Bizarro U
Here is another timely post from the Tenured Radical. Sadly, I seem to be working at the bizzaro world opposite of the institution TR inhabits. TR writes:
Here's the good news: my dean (I think of him when he does good as *my* dean) is trying to get the provost to approve putting tenure-track lines in programs. This is a very good move ... making The Program less vulnerable to departments screwing up or getting shirty on us or not tenuring people because they only hired them as a favor to us in the first place but they don't like them enough to really want to keep them. And frankly, most departments don't "get" interdisciplinary work and we have to spend endless hours explaining what The Program does, and that it is really A Field, with Journals and Graduate Programs and Stuff. I don't know why they don't ever seem to understand this, but they don't. Or they do, and then they say, "Yes we'd be happy to hire with American Studies as long as the person can teach two sections of statistical analyis." It's a lot like saying, "I'd love to hire someone who can teach History. And Physics. Whaddya say?"Tenure-track lines in programs IS a very good idea.
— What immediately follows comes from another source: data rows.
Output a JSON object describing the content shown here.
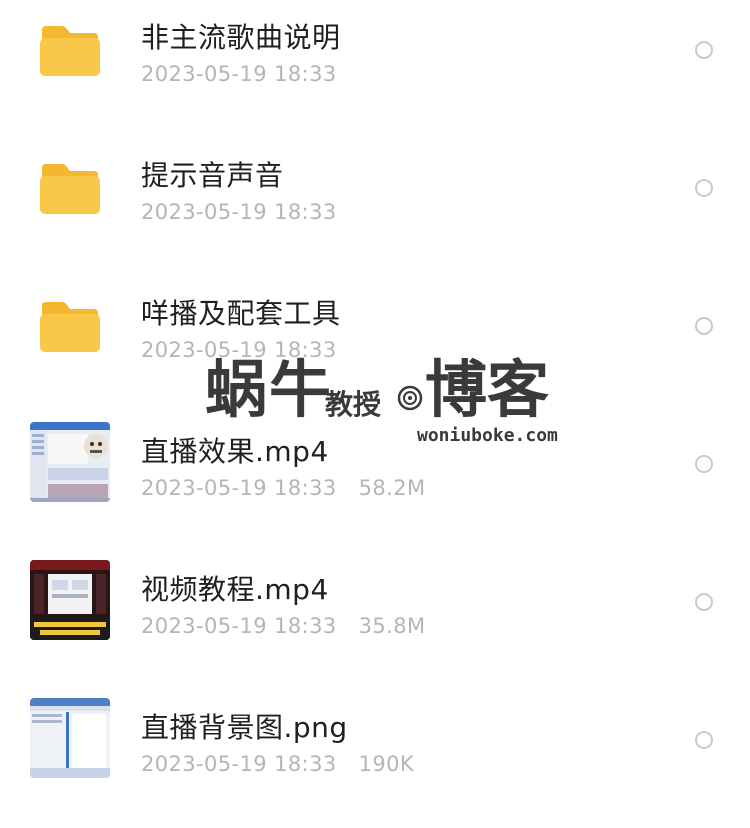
{
  "files": [
    {
      "name": "非主流歌曲说明",
      "date": "2023-05-19 18:33",
      "size": "",
      "type": "folder",
      "icon": "folder-icon"
    },
    {
      "name": "提示音声音",
      "date": "2023-05-19 18:33",
      "size": "",
      "type": "folder",
      "icon": "folder-icon"
    },
    {
      "name": "咩播及配套工具",
      "date": "2023-05-19 18:33",
      "size": "",
      "type": "folder",
      "icon": "folder-icon"
    },
    {
      "name": "直播效果.mp4",
      "date": "2023-05-19 18:33",
      "size": "58.2M",
      "type": "video",
      "icon": "video-thumbnail"
    },
    {
      "name": "视频教程.mp4",
      "date": "2023-05-19 18:33",
      "size": "35.8M",
      "type": "video",
      "icon": "video-thumbnail"
    },
    {
      "name": "直播背景图.png",
      "date": "2023-05-19 18:33",
      "size": "190K",
      "type": "image",
      "icon": "image-thumbnail"
    }
  ],
  "watermark": {
    "left_text": "蜗牛",
    "middle_text": "教授",
    "right_text": "博客",
    "url": "woniuboke.com"
  },
  "colors": {
    "folder": "#f9c84a",
    "folder_tab": "#f3b82f",
    "text_primary": "#1f1f1f",
    "text_secondary": "#b5b5b5",
    "radio_border": "#c9c9c9"
  }
}
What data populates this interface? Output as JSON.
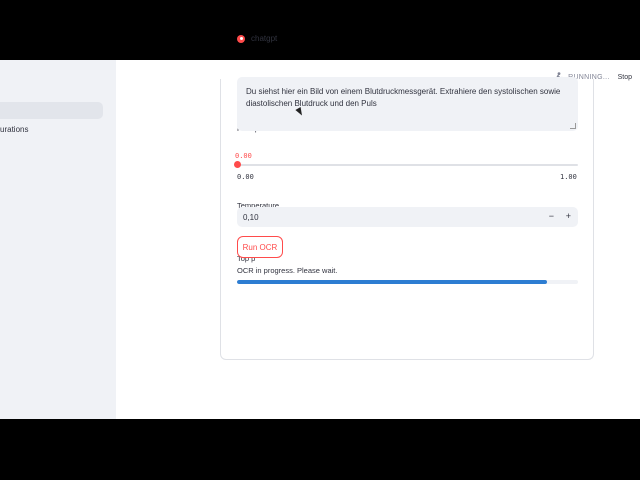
{
  "topbar": {
    "status": "RUNNING...",
    "stop_label": "Stop"
  },
  "sidebar": {
    "items": [
      {
        "label": ""
      },
      {
        "label": "urations"
      }
    ]
  },
  "model": {
    "selected": "chatgpt"
  },
  "prompt": {
    "label": "Prompt",
    "value": "Du siehst hier ein Bild von einem Blutdruckmessgerät. Extrahiere den systolischen sowie diastolischen Blutdruck und den Puls"
  },
  "temperature": {
    "label": "Temperature",
    "value": "0.00",
    "min": "0.00",
    "max": "1.00"
  },
  "top_p": {
    "label": "Top p",
    "value": "0,10",
    "minus": "−",
    "plus": "+"
  },
  "run_button": {
    "label": "Run OCR"
  },
  "progress": {
    "text": "OCR in progress. Please wait.",
    "fraction": 0.91
  },
  "colors": {
    "accent": "#ff4b4b",
    "progress": "#2d7dd2",
    "sidebar": "#f0f2f6"
  }
}
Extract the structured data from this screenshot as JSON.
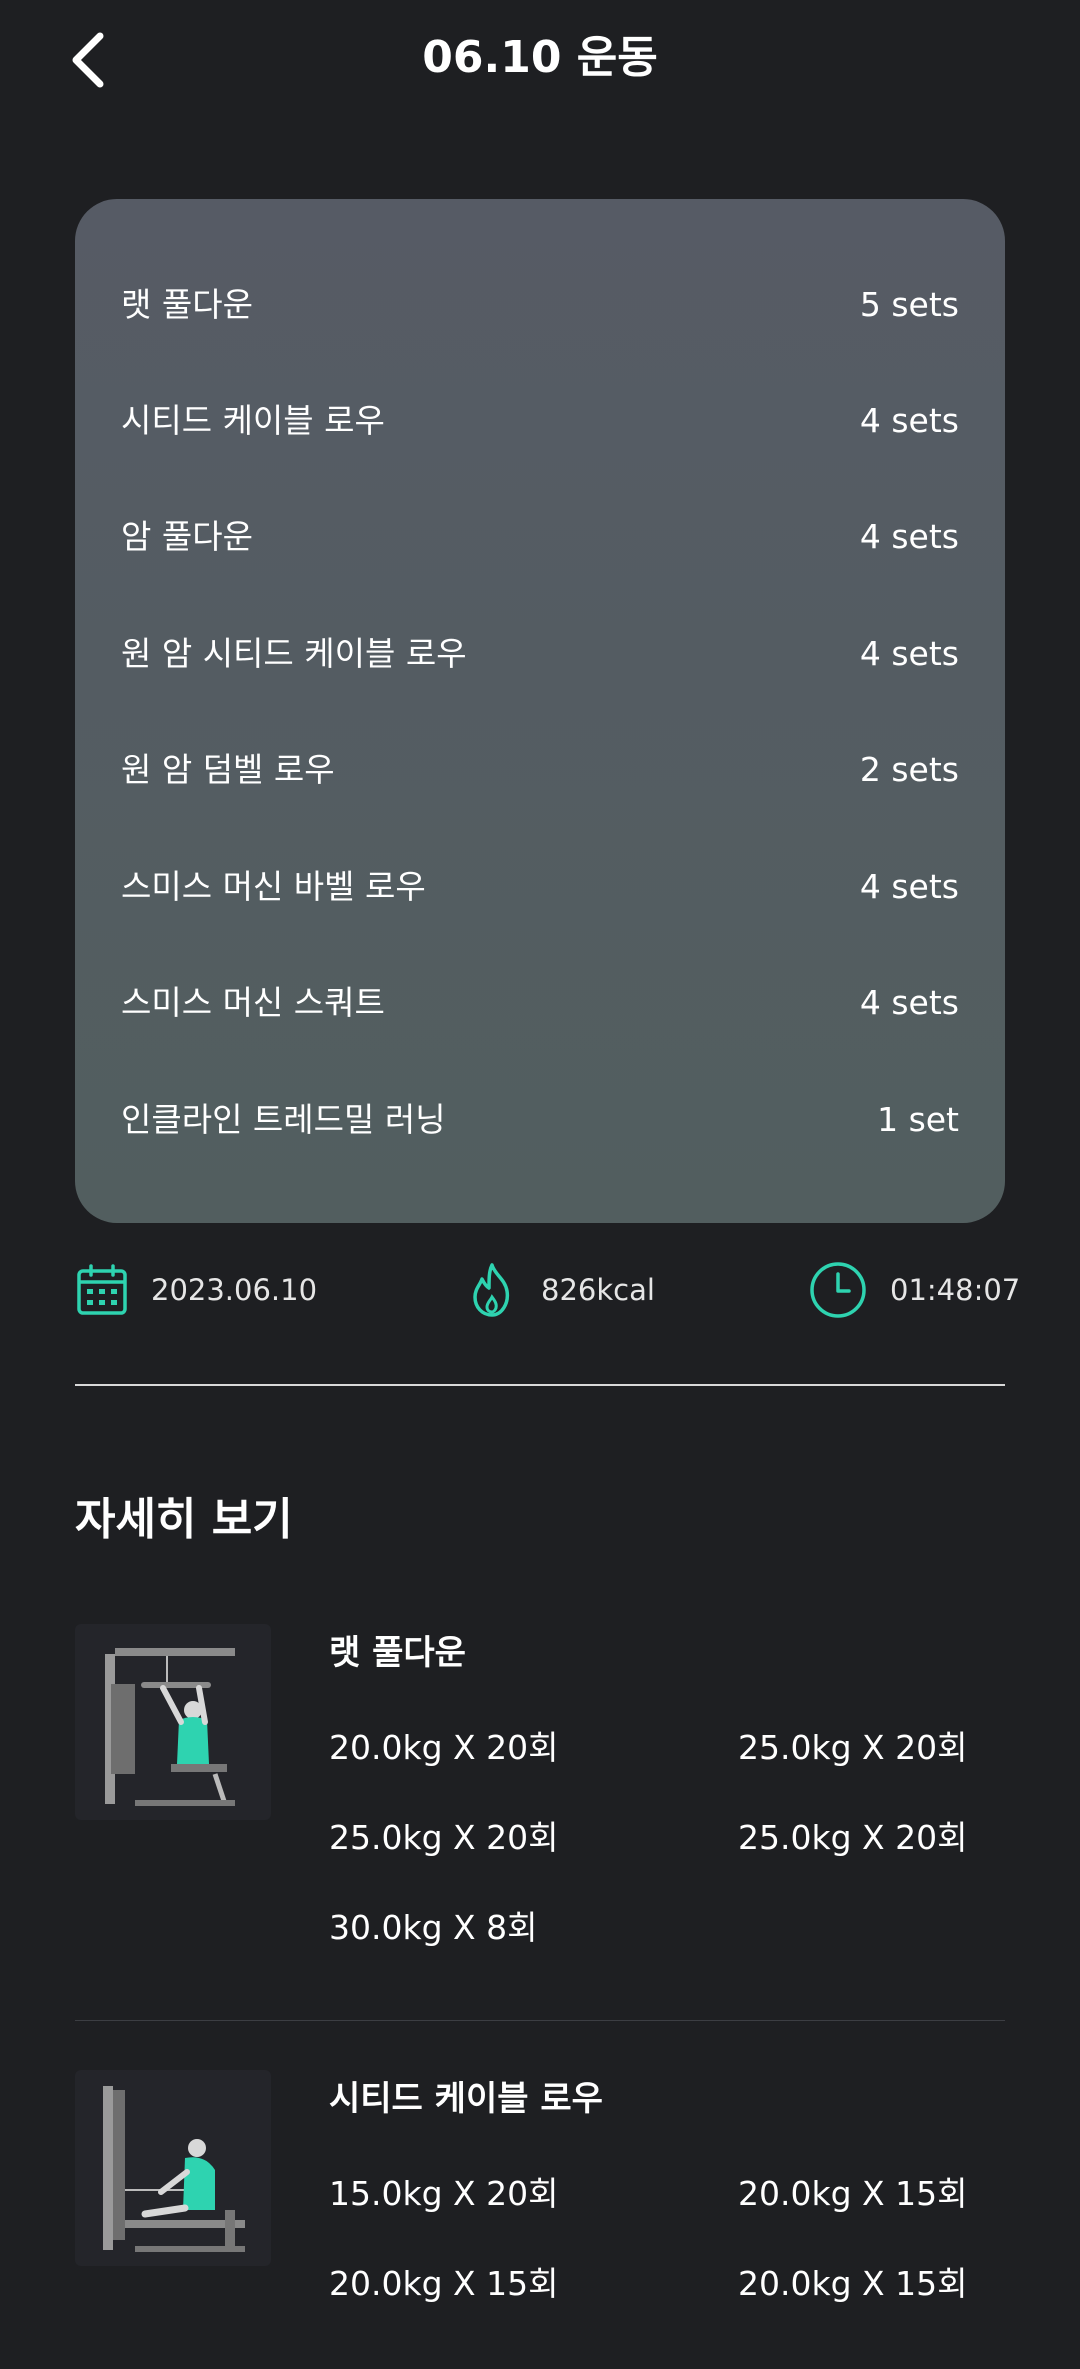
{
  "header": {
    "title": "06.10 운동"
  },
  "summary": [
    {
      "name": "랫 풀다운",
      "sets": "5 sets"
    },
    {
      "name": "시티드 케이블 로우",
      "sets": "4 sets"
    },
    {
      "name": "암 풀다운",
      "sets": "4 sets"
    },
    {
      "name": "원 암 시티드 케이블 로우",
      "sets": "4 sets"
    },
    {
      "name": "원 암 덤벨 로우",
      "sets": "2 sets"
    },
    {
      "name": "스미스 머신 바벨 로우",
      "sets": "4 sets"
    },
    {
      "name": "스미스 머신 스쿼트",
      "sets": "4 sets"
    },
    {
      "name": "인클라인 트레드밀 러닝",
      "sets": "1 set"
    }
  ],
  "stats": {
    "date": "2023.06.10",
    "calories": "826kcal",
    "duration": "01:48:07",
    "icons": [
      "calendar-icon",
      "flame-icon",
      "clock-icon"
    ],
    "accent_color": "#2ed3b0"
  },
  "details": {
    "title": "자세히 보기",
    "exercises": [
      {
        "name": "랫 풀다운",
        "sets": [
          "20.0kg X 20회",
          "25.0kg X 20회",
          "25.0kg X 20회",
          "25.0kg X 20회",
          "30.0kg X 8회"
        ]
      },
      {
        "name": "시티드 케이블 로우",
        "sets": [
          "15.0kg X 20회",
          "20.0kg X 15회",
          "20.0kg X 15회",
          "20.0kg X 15회"
        ]
      }
    ]
  }
}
Sadly, at my bizarro world university, the Dean and Provost are busy dismantling and demoting our interdisciplinary department, with its own tenure-track lines, into an assortment of disconnected programs with no tenure-track lines. The current faculty is being dispersed and sent back to our various disciplinary homes where no one will "get" interdisciplinary work, and where hiring, promotion and tenure for interdisciplinary work will take a backseat to disciplinary requirements and needs.
I'm not picky about the titles given to our interdisciplinary programs -- they can call us a department, a program, a center, an institute, or a posse for all I care -- but without faculty control of hiring, promotion, and tenure the academic quality of these interdisciplinary programs will suffer as will the simple quantity of hours devoted to teaching and research in these areas. It's a real loss for our institution, and a giant step backwards for faculty governance on our campus.